Camila suspiró. De nuevo tendría que hablar con la psicóloga para que no informara que su abuela no estaba respetando la resolución del juez.

—Los miembros están todos dispersos, la cabeza quedó casi irreconocible... El resto se desparramó por todos lados.

—¿El torso?

—Se desarmó, parece. Encontraron varios paneles, pero no pude averiguar cuántos ni dónde, solo los vi mientras se los llevaban. Conté como cuatro. No son muy grandes, pero tampoco sé de qué tamaño era el robot. Me parece que es un modelo nuevo.

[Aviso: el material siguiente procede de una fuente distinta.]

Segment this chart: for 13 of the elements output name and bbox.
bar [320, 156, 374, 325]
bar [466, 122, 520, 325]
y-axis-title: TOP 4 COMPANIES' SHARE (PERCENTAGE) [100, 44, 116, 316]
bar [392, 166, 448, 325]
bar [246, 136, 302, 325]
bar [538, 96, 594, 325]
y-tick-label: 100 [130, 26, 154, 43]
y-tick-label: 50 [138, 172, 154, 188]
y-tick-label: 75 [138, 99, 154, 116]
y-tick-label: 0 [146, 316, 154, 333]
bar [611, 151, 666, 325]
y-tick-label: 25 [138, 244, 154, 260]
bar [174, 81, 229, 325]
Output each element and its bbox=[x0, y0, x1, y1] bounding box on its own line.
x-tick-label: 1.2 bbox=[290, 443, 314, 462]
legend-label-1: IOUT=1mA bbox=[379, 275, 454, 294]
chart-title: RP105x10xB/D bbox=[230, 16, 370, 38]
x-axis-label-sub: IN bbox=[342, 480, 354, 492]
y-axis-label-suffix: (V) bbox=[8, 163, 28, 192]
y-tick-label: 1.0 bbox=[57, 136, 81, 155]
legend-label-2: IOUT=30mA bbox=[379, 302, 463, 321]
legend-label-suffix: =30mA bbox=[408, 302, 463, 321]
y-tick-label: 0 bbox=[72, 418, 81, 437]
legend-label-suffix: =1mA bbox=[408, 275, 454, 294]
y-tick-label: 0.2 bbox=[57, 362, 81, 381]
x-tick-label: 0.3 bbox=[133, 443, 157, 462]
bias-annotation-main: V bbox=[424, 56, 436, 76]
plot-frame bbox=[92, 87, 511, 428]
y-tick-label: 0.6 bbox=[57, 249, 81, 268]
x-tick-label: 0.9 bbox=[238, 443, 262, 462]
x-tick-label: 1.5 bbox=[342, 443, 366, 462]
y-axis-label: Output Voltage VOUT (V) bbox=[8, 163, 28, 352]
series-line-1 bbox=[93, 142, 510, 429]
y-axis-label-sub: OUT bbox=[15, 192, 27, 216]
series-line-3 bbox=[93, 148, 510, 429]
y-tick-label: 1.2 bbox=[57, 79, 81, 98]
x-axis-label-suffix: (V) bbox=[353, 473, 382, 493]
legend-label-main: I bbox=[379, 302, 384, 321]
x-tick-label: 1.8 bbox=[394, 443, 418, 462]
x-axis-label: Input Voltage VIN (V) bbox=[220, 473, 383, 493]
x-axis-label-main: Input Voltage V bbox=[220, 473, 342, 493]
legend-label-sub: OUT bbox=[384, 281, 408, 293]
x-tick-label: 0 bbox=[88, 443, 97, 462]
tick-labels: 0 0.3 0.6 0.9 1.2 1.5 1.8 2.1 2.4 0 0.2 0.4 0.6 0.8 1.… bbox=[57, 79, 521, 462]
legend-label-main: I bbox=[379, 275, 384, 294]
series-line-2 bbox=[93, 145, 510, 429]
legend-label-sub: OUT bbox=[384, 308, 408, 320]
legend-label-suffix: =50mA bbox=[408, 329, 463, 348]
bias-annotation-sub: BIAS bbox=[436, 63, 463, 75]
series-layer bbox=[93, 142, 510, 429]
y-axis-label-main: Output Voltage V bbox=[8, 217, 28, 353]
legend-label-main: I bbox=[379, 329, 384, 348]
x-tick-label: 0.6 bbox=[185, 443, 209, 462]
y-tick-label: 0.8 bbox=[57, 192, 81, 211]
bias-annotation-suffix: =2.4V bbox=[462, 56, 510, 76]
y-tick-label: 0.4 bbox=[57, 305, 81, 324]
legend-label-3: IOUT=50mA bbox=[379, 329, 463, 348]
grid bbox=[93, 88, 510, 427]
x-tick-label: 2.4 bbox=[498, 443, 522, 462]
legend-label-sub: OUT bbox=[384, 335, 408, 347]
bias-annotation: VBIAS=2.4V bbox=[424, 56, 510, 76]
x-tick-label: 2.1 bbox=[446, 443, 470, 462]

—Sí, es nuevo. El guardia de seguridad de la entrada me dijo que está en fase Beta, sea lo que sea que quiere decir eso.

—Quiere decir que lo están probando con un número acotado de usuarios, abu.

—Ah. Como sea, es nuevo, es más o menos secreto y el tipo dice que lo vio caer de una de las ventanas de ahí.

Camila miró hacia arriba, a donde señalaba su abuela: había por lo menos treinta ventanas abiertas, quizá más. El rascacielos era tan alto que se perdía de vista al entrar en contacto con la luz del sol.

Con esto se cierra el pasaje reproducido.